I think this is a turning point in the human evolution. Our journey started with hunter-gatherer tribes of 20-25 people. From there we created agricultural societies, feudal structures, kingdoms, industrial societies, big cities, information societies, postmodern masses and whatever you call coming after it (post postmodernism?). Along the line we progressively got more connected, created bigger and more complex clusters of humans, and became more dependant on the collective as an individual. Now with information technologies and networks the complexity of human clusters is not dependant and bounded with geographical proximity. People form online communities covering continents without really physically moving or being bounded with their physical location. When I zoom out and consider what has been going on over the course of last 250 thousand years (from the first stone tool use to now) I see a similarity with how groupings of single cells yielded to multicellular organisms, which, over the course of million years, ultimately brought out humans as well as many other creatures.  When we look at a very familiar multicellular mechanism, the human brain, we see a similar structure with what I think human societies will become. Although the brain is very complex itself, the neurons that make up the brain are relatively simple. The wonderfulness of the human brain emerges from the extreme numbers of neurons (roughly 10^10) connecting to one another in an extreme complexity. Of course we see a similar level of complexity in the way other cells in our body relate to one another. In this metaphor a grex (a grouping of unicellular amoeba) is like a human tribe of 25 people, and a human is like the human society of future: Each individual more connected and more dependent on the collective being that she/he is a part of. In a way this can also be thought as a fractal, the first level representing the development from unicellular organisms to humans, the second level, yet to be realized, from humans to whatever collective being we will form in future. One difference is though, as Andy Clark noted, we are now in control of our evolution. Internet is I think a turning point, since it allows billions of people to have uninterrupted connections in increasingly complex ways, creating a structure distantly resembling the human brain.

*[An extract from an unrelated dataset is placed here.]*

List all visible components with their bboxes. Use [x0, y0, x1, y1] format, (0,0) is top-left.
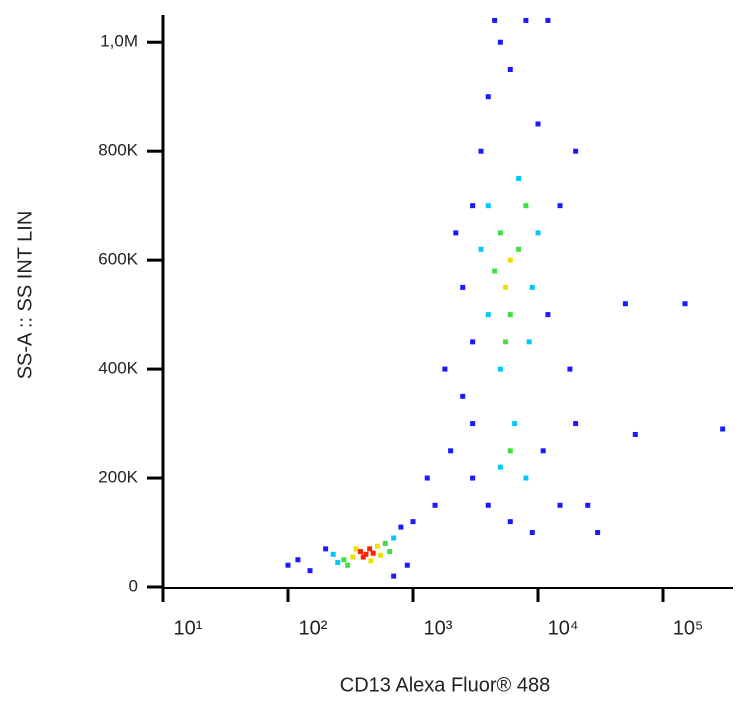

Going back to where we started, I think the move from the Danish government is generally a representation of a mental shift we are going through, from individual to collective. By allowing students to use Internet during exams I think they acknowledge that the individual cannot perform naturally without being connected to the collective, just like a single neuron cannot do anything by itself. Of course this is not all good considering that we sacrifice from self-sufficiency and independence with every move towards the collective.